Wyndham stepped after her into the air gratefully. "It is fresh and almost summery. Heaven smiles at us. Shall we stroll down this winding lane? I fancy it must lead to the water-side."
"Hurrah for the winding lane!" she said, and stepped out merrily. At the bottom they entered a street full of black brick warehouses with cranes at work, and huge carts with ponderous horses. "An antediluvian breed!" whispered Lady Betty. They strolled along, peering into dim doorways at vast interiors where a strange universe of life flourished in the glooms amid prodigious collections of barrels and boxes.
"We are almost on Tower Hill," he said suddenly.
"An unexpected fantasy!" she exclaimed, as the Tower of London itself came into view at the end of the narrow street, the grey far-stretching ramparts looming up ghost-like and romantic. "A mediæval mirage amid all this grimy commerce.
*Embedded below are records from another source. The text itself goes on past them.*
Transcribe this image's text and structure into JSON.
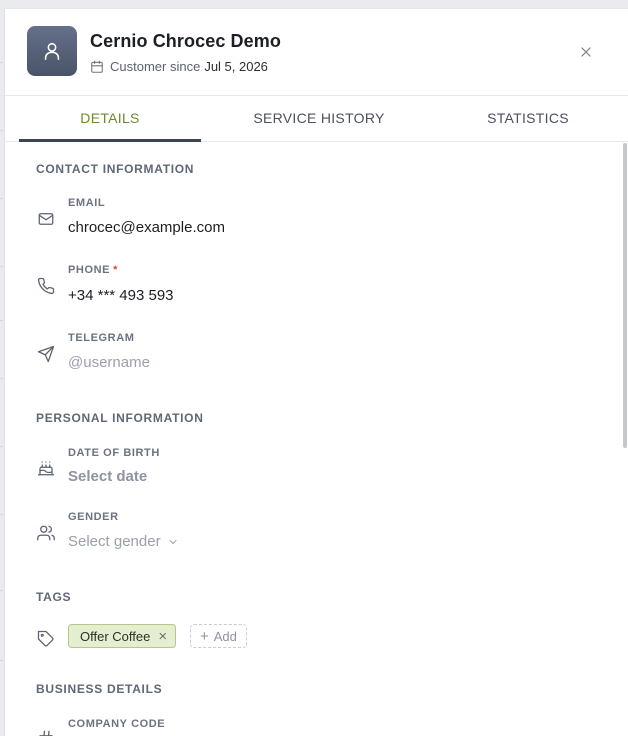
{
  "header": {
    "name": "Cernio Chrocec Demo",
    "since_prefix": "Customer since",
    "since_date": "Jul 5, 2026"
  },
  "tabs": [
    {
      "label": "DETAILS",
      "active": true
    },
    {
      "label": "SERVICE HISTORY",
      "active": false
    },
    {
      "label": "STATISTICS",
      "active": false
    }
  ],
  "contact": {
    "title": "CONTACT INFORMATION",
    "email_label": "EMAIL",
    "email_value": "chrocec@example.com",
    "phone_label": "PHONE",
    "phone_required": "*",
    "phone_value": "+34 *** 493 593",
    "telegram_label": "TELEGRAM",
    "telegram_placeholder": "@username"
  },
  "personal": {
    "title": "PERSONAL INFORMATION",
    "dob_label": "DATE OF BIRTH",
    "dob_placeholder": "Select date",
    "gender_label": "GENDER",
    "gender_placeholder": "Select gender"
  },
  "tags": {
    "title": "TAGS",
    "items": [
      "Offer Coffee"
    ],
    "add_label": "Add"
  },
  "business": {
    "title": "BUSINESS DETAILS",
    "company_code_label": "COMPANY CODE"
  },
  "colors": {
    "accent": "#6b8a2a",
    "avatar": "#566077",
    "tag_bg": "#e6eed2",
    "required": "#e0433a"
  }
}
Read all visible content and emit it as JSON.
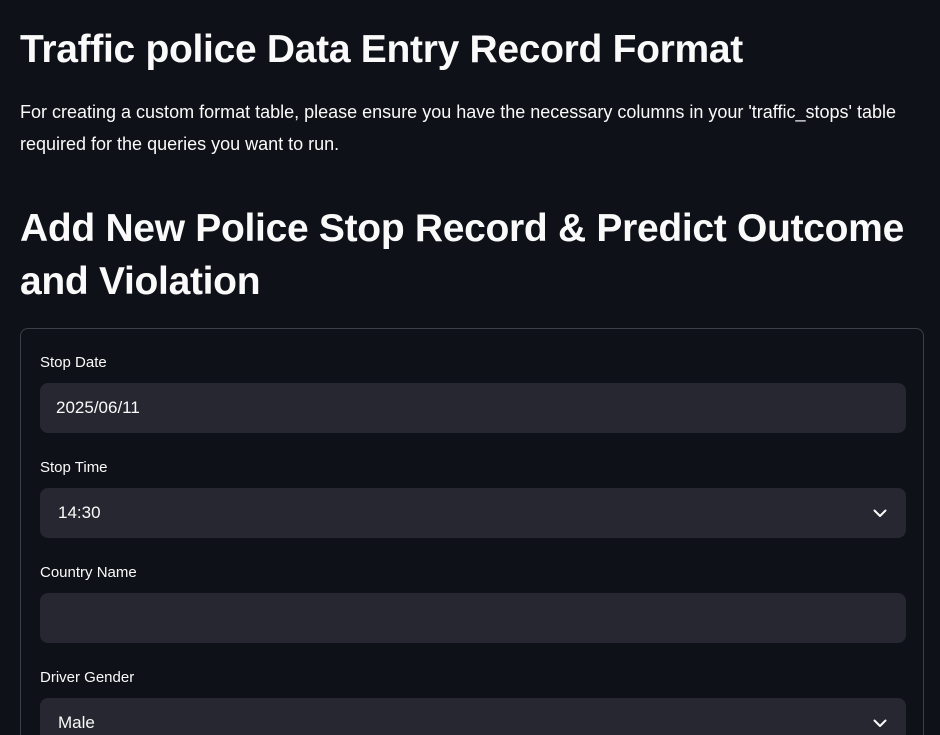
{
  "header": {
    "title": "Traffic police Data Entry Record Format",
    "intro": "For creating a custom format table, please ensure you have the necessary columns in your 'traffic_stops' table required for the queries you want to run."
  },
  "form": {
    "heading": "Add New Police Stop Record & Predict Outcome and Violation",
    "fields": {
      "stop_date": {
        "label": "Stop Date",
        "value": "2025/06/11"
      },
      "stop_time": {
        "label": "Stop Time",
        "value": "14:30",
        "icon": "chevron-down-icon"
      },
      "country_name": {
        "label": "Country Name",
        "value": ""
      },
      "driver_gender": {
        "label": "Driver Gender",
        "value": "Male",
        "icon": "chevron-down-icon"
      }
    }
  },
  "colors": {
    "background": "#0e1117",
    "input_background": "#262730",
    "border": "#3d3f48",
    "text": "#fafafa"
  }
}
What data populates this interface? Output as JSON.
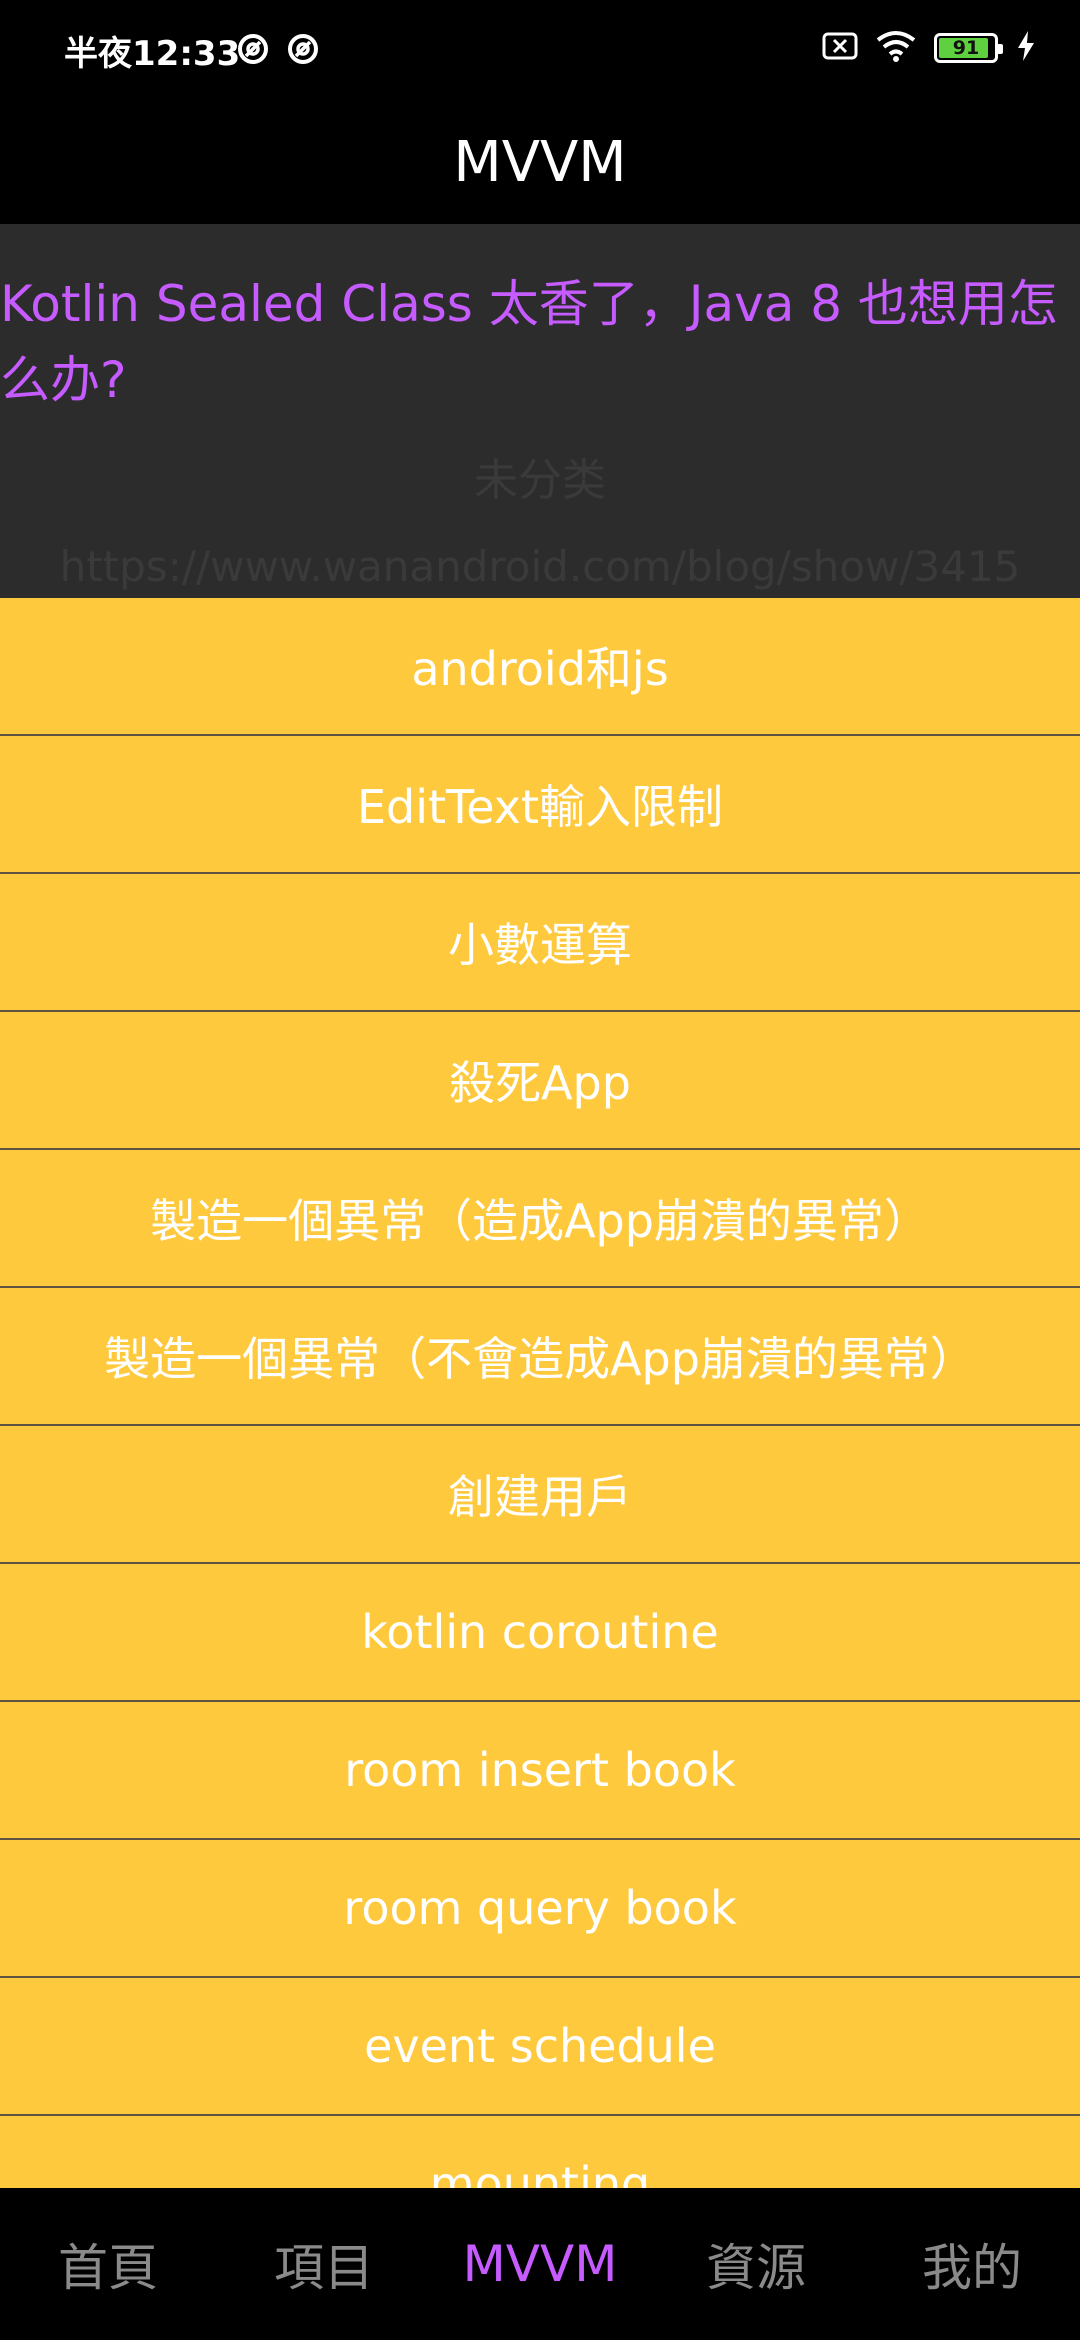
{
  "status_bar": {
    "time": "半夜12:33",
    "battery_level": "91",
    "battery_fraction": 0.91,
    "icons": [
      "at-sign-icon",
      "at-sign-icon",
      "sim-off-icon",
      "wifi-icon",
      "battery-icon",
      "charging-bolt-icon"
    ]
  },
  "app_bar": {
    "title": "MVVM"
  },
  "article": {
    "title": "Kotlin Sealed Class 太香了，Java 8 也想用怎么办?",
    "category": "未分类",
    "link": "https://www.wanandroid.com/blog/show/3415"
  },
  "menu": {
    "items": [
      {
        "label": "android和js"
      },
      {
        "label": "EditText輸入限制"
      },
      {
        "label": "小數運算"
      },
      {
        "label": "殺死App"
      },
      {
        "label": "製造一個異常（造成App崩潰的異常）"
      },
      {
        "label": "製造一個異常（不會造成App崩潰的異常）"
      },
      {
        "label": "創建用戶"
      },
      {
        "label": "kotlin coroutine"
      },
      {
        "label": "room insert book"
      },
      {
        "label": "room query book"
      },
      {
        "label": "event schedule"
      },
      {
        "label": "mounting"
      }
    ]
  },
  "bottom_nav": {
    "items": [
      {
        "label": "首頁",
        "active": false
      },
      {
        "label": "項目",
        "active": false
      },
      {
        "label": "MVVM",
        "active": true
      },
      {
        "label": "資源",
        "active": false
      },
      {
        "label": "我的",
        "active": false
      }
    ]
  },
  "colors": {
    "accent": "#c65bff",
    "menu_background": "#ffc93e",
    "card_background": "#2c2c2c",
    "nav_inactive": "#8a8a8a",
    "battery_green": "#5fd140"
  }
}
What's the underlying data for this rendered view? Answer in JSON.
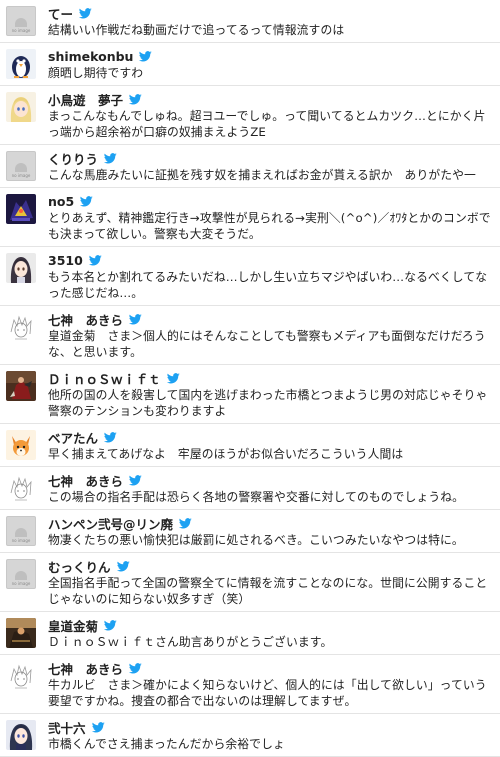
{
  "icon_bird": "twitter-bird-icon",
  "accent": "#1da1f2",
  "tweets": [
    {
      "name": "てー",
      "avatar": "no-image",
      "text": "結構いい作戦だね動画だけで追ってるって情報流すのは"
    },
    {
      "name": "shimekonbu",
      "avatar": "penguin",
      "text": "顔晒し期待ですわ"
    },
    {
      "name": "小鳥遊　夢子",
      "avatar": "anime-blonde",
      "text": "まっこんなもんでしゅね。超ヨユーでしゅ。って聞いてるとムカツク…とにかく片っ端から超余裕が口癖の奴捕まえようZE"
    },
    {
      "name": "くりりう",
      "avatar": "no-image",
      "text": "こんな馬鹿みたいに証拠を残す奴を捕まえればお金が貰える訳か　ありがたや一"
    },
    {
      "name": "no5",
      "avatar": "mecha",
      "text": "とりあえず、精神鑑定行き→攻撃性が見られる→実刑＼(^o^)／ｵﾜﾀとかのコンボでも決まって欲しい。警察も大変そうだ。"
    },
    {
      "name": "3510",
      "avatar": "anime-dark-hair",
      "text": "もう本名とか割れてるみたいだね…しかし生い立ちマジやばいわ…なるべくしてなった感じだね…。"
    },
    {
      "name": "七神　あきら",
      "avatar": "sketch",
      "text": "皇道金菊　さま＞個人的にはそんなことしても警察もメディアも面倒なだけだろうな、と思います。"
    },
    {
      "name": "ＤｉｎｏＳｗｉｆｔ",
      "avatar": "painting",
      "text": "他所の国の人を殺害して国内を逃げまわった市橋とつまようじ男の対応じゃそりゃ警察のテンションも変わりますよ"
    },
    {
      "name": "ベアたん",
      "avatar": "fox",
      "text": "早く捕まえてあげなよ　牢屋のほうがお似合いだろこういう人間は"
    },
    {
      "name": "七神　あきら",
      "avatar": "sketch",
      "text": "この場合の指名手配は恐らく各地の警察署や交番に対してのものでしょうね。"
    },
    {
      "name": "ハンペン弐号@リン廃",
      "avatar": "no-image",
      "text": "物凄くたちの悪い愉快犯は厳罰に処されるべき。こいつみたいなやつは特に。"
    },
    {
      "name": "むっくりん",
      "avatar": "no-image",
      "text": "全国指名手配って全国の警察全てに情報を流すことなのにな。世間に公開することじゃないのに知らない奴多すぎ（笑）"
    },
    {
      "name": "皇道金菊",
      "avatar": "dark-photo",
      "text": "ＤｉｎｏＳｗｉｆｔさん助言ありがとうございます。"
    },
    {
      "name": "七神　あきら",
      "avatar": "sketch",
      "text": "牛カルビ　さま＞確かによく知らないけど、個人的には「出して欲しい」っていう要望ですかね。捜査の都合で出ないのは理解してますぜ。"
    },
    {
      "name": "弐十六",
      "avatar": "anime-girl",
      "text": "市橋くんでさえ捕まったんだから余裕でしょ"
    }
  ]
}
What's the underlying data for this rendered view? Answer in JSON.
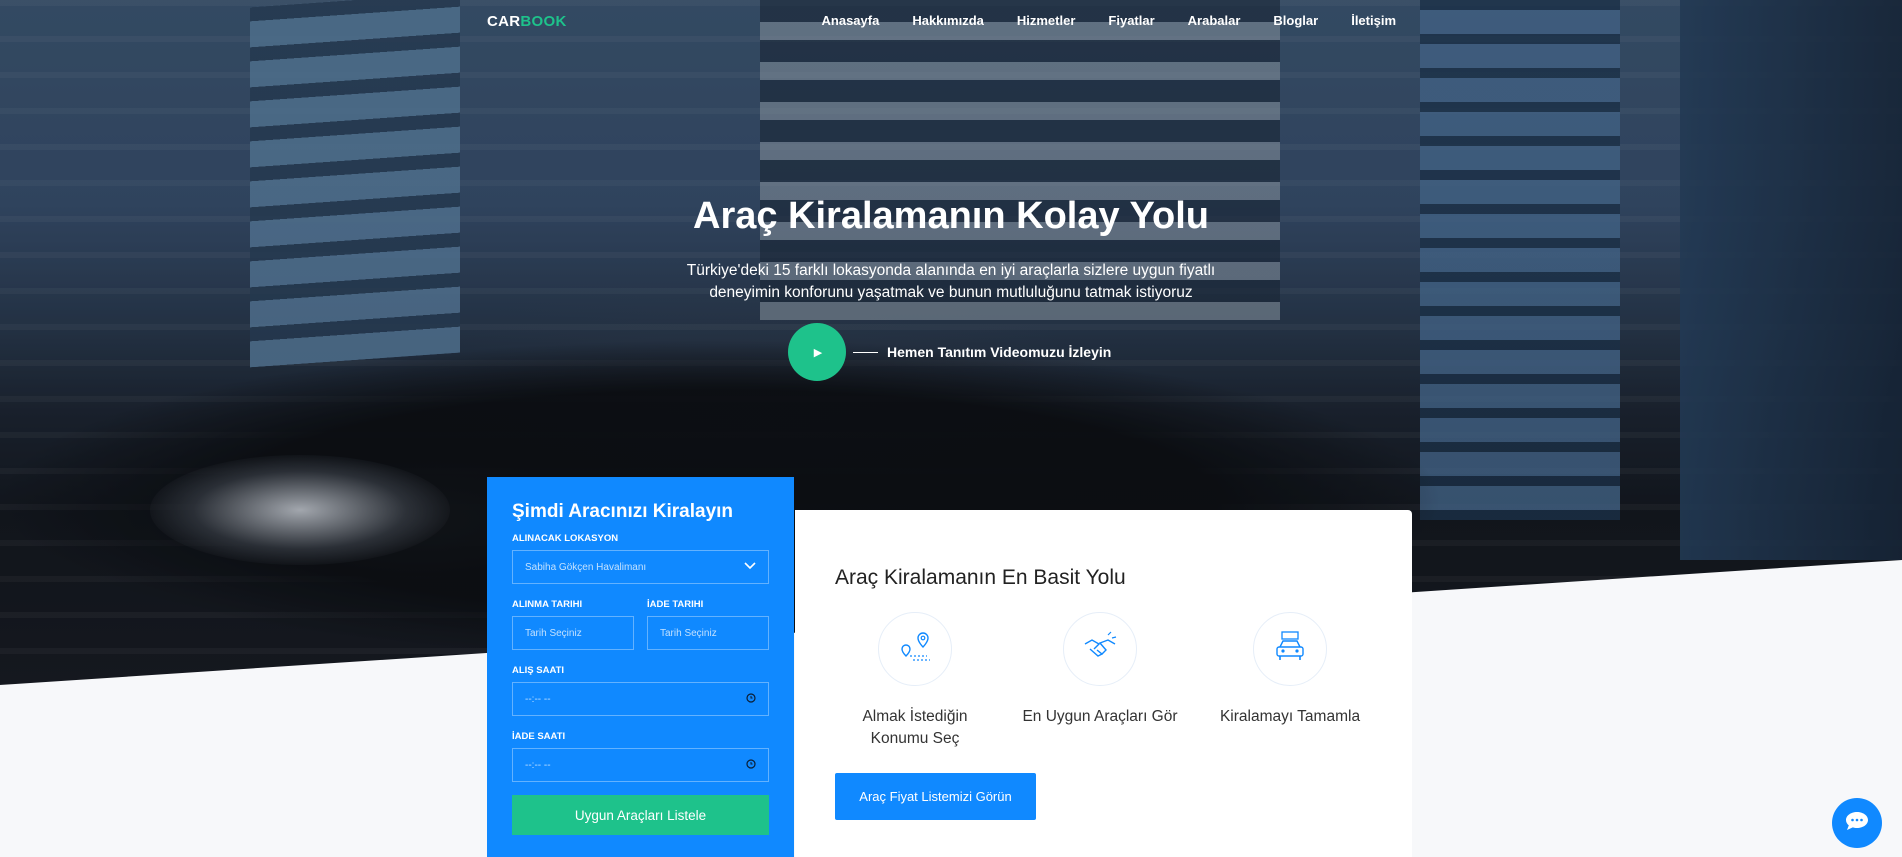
{
  "brand": {
    "part1": "CAR",
    "part2": "BOOK"
  },
  "nav": {
    "items": [
      {
        "label": "Anasayfa"
      },
      {
        "label": "Hakkımızda"
      },
      {
        "label": "Hizmetler"
      },
      {
        "label": "Fiyatlar"
      },
      {
        "label": "Arabalar"
      },
      {
        "label": "Bloglar"
      },
      {
        "label": "İletişim"
      }
    ]
  },
  "hero": {
    "title": "Araç Kiralamanın Kolay Yolu",
    "subtitle": "Türkiye'deki 15 farklı lokasyonda alanında en iyi araçlarla sizlere uygun fiyatlı deneyimin konforunu yaşatmak ve bunun mutluluğunu tatmak istiyoruz",
    "video_label": "Hemen Tanıtım Videomuzu İzleyin",
    "play_icon": "play-icon"
  },
  "booking": {
    "title": "Şimdi Aracınızı Kiralayın",
    "location_label": "ALINACAK LOKASYON",
    "location_value": "Sabiha Gökçen Havalimanı",
    "pickup_date_label": "ALINMA TARIHI",
    "pickup_date_placeholder": "Tarih Seçiniz",
    "return_date_label": "İADE TARIHI",
    "return_date_placeholder": "Tarih Seçiniz",
    "pickup_time_label": "ALIŞ SAATI",
    "pickup_time_value": "--:-- --",
    "return_time_label": "İADE SAATI",
    "return_time_value": "--:-- --",
    "submit_label": "Uygun Araçları Listele"
  },
  "steps": {
    "title": "Araç Kiralamanın En Basit Yolu",
    "items": [
      {
        "label": "Almak İstediğin Konumu Seç",
        "icon": "location-route-icon"
      },
      {
        "label": "En Uygun Araçları Gör",
        "icon": "handshake-icon"
      },
      {
        "label": "Kiralamayı Tamamla",
        "icon": "rent-car-icon"
      }
    ],
    "cta_label": "Araç Fiyat Listemizi Görün"
  },
  "colors": {
    "primary": "#1089ff",
    "accent": "#1ec28b",
    "background": "#f7f8fa"
  }
}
I wonder if it will vanish presently! But let us try the opposite direction now—are we not vowed to-day to the unfamiliar and unknown?"
They retraced their steps, and, ere long, lighted on an iron gate that led visibly to the water-side.
"The gate is inviting," she said. "I hope it isn't forbidden."
"Ah, here is a notice. I see we shall not be trespassers."
They entered, and, passing through the preliminary alley, found themselves on a broad, open gravelled space beyond which flowed the water. Save for a couple of pigeons wandering about, they had the place all to themselves.